The issue manifests specifically when call volume exceeds 200 concurrent sessions. The Genesys Cloud edge nodes appear to be dropping the INVITE requests before they reach the carrier gateways, resulting in a 408 response from the SIP stack rather than a timeout from the carrier side. We have verified the SIP credentials, port configurations, and firewall rules, all of which are correct. The primary trunks handle the load without issue, suggesting this is not a global tenant limitation.

We are using the standard outbound routing rules with a failover strategy set to ‘sequential’. The logs show the initial INVITE is sent, but no 100 Trying response is received within the default timeout window. Has anyone encountered similar behavior with specific European carriers or is this a known limitation of the current edge infrastructure in EU1?

{
“cause”: “SIP 408 timeouts during failover usually stem from the Genesys Cloud edge nodes exhausting their connection pool to the secondary trunk provider before the new INVITE requests can be processed. This is often exacerbated by mismatched timer values between the Genesys Cloud edge and the carrier’s Session Border Controller (SBC).”,
“solution”: “Adjust the SIP timer settings in the Genesys Cloud trunk configuration to align with your carrier’s SBC expectations. Specifically, increase the ‘Initial Response Timeout’ and ‘Invite Timeout’ values. For example, set the Initial Response Timeout to 30 seconds and the Invite Timeout to 60 seconds. Additionally, enable ‘SIP Keep-Alive’ with a frequency of 15 seconds to maintain connection state during high load. If the issue persists, consider implementing a custom webhook to dynamically adjust trunk routing based on real-time SIP 408 error rates, using ServiceNow Data Actions to log and trigger alerts for proactive capacity management.”
}

Check your trunk capacity limits in the Admin portal. The 408 error often hits when the edge node rejects traffic exceeding the configured max concurrent sessions, not just SIP timer mismatches.

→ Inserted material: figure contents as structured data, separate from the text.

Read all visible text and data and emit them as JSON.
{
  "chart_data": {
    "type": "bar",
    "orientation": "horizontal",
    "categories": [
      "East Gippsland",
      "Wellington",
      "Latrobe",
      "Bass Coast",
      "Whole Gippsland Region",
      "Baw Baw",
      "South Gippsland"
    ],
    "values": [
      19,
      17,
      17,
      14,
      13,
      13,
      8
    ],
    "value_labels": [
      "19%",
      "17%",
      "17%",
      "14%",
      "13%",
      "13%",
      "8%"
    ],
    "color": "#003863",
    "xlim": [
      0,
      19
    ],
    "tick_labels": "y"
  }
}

“SIP 408: Request Timeout - Max concurrent sessions exceeded”

Increase the limit or add another trunk to distribute the load.

The documentation actually says SIP 408 timeouts during failover are frequently caused by the Genesys Cloud edge nodes exhausting their connection pool to the secondary trunk provider before new INVITE requests can be processed. This bottleneck is often exacerbated by mismatched timer values between the cloud edge and the carrier’s Session Border Controller (SBC).

When we run JMeter scripts to simulate peak concurrent call volumes, we see this exact behavior if the ramp-up rate is too aggressive. The platform intentionally locks down manual failover triggers to prevent SIP flapping, so there’s no API endpoint for forcing it. You’ll need to adjust the health check thresholds and align the SIP timer settings in the Genesys Cloud trunk configuration with your carrier’s SBC expectations. Specifically, check the invite_timeout and reinvite_timeout values. If these are too low compared to the SBC’s processing time, the edge node drops the request prematurely. A common fix is to increase the timeout buffer by 500ms in the trunk settings to account for latency spikes during high-concurrency load tests.